🤖 AI Summary
To address the insufficient out-of-distribution (OoD) generalization robustness of autonomous driving trajectory prediction models, this paper introduces the first standardized OoD evaluation protocol specifically designed for trajectory prediction. Methodologically, it innovatively adopts polynomial representations to jointly model road geometry and agent trajectories—marking the first use of polynomial parameterization for both inputs (historical trajectories and lane centerlines) and outputs (future trajectories). The approach integrates polynomial curve fitting, geometry-aware feature encoding, cross-dataset distribution alignment, and a lightweight network architecture. Experiments demonstrate: (i) in-distribution (ID) performance competitive with state-of-the-art methods; (ii) substantial improvement in OoD generalization; (iii) significant reductions in model size, training cost, and inference latency; and (iv) a fundamental distinction in how two dominant robustness-enhancement strategies affect OoD performance—revealing critical insights for future robust trajectory prediction design.
📝 Abstract
Robustness against Out-of-Distribution (OoD) samples is a key performance indicator of a trajectory prediction model. However, the development and ranking of state-of-the-art (SotA) models are driven by their In-Distribution (ID) performance on individual competition datasets.

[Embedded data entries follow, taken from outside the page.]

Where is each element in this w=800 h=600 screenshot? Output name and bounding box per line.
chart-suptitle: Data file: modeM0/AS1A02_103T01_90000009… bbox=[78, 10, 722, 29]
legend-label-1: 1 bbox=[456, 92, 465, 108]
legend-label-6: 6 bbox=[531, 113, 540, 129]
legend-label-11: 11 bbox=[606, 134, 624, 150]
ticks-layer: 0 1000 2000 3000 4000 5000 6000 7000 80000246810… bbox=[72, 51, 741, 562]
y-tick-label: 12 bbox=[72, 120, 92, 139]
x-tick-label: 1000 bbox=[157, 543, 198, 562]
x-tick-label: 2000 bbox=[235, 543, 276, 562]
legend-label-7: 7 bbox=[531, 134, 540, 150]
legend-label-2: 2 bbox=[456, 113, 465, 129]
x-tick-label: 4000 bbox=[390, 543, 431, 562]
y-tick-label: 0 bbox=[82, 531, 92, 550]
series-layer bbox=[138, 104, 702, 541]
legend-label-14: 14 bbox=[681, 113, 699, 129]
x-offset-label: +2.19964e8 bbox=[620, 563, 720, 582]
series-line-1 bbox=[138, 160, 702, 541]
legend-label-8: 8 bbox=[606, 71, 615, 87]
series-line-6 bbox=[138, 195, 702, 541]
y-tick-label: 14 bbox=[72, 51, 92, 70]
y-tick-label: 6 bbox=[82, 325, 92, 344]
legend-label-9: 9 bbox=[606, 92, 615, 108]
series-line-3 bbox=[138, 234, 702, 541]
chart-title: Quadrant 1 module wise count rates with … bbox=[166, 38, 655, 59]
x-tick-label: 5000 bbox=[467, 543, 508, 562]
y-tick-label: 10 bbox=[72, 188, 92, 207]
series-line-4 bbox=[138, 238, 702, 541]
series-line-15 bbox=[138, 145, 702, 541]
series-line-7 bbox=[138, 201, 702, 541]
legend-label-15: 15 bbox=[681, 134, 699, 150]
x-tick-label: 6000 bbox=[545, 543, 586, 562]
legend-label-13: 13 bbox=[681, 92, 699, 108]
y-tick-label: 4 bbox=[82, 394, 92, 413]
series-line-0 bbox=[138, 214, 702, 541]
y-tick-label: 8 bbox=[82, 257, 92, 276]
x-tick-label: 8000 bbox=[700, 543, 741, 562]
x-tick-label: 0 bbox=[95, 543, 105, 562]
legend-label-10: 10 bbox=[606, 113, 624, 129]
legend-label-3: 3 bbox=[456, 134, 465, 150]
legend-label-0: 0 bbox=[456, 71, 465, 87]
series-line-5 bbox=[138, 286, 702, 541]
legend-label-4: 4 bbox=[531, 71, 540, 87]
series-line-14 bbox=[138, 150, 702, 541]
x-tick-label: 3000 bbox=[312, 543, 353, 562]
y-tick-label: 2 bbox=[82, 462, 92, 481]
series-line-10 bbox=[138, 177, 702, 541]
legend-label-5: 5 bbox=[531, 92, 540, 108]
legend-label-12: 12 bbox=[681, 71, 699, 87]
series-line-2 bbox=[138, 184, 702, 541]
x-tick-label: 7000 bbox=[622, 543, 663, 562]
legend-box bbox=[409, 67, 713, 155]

We present an OoD testing protocol that homogenizes datasets and prediction tasks across two large-scale motion datasets. We introduce a novel prediction algorithm based on polynomial representations for agent trajectory and road geometry on both the input and output sides of the model. With a much smaller model size, training effort, and inference time, we reach near SotA performance for ID testing and significantly improve robustness in OoD testing. Within our OoD testing protocol, we further study two augmentation strategies of SotA models and their effects on model generalization. Highlighting the contrast between ID and OoD performance, we suggest adding OoD testing to the evaluation criteria of trajectory prediction models.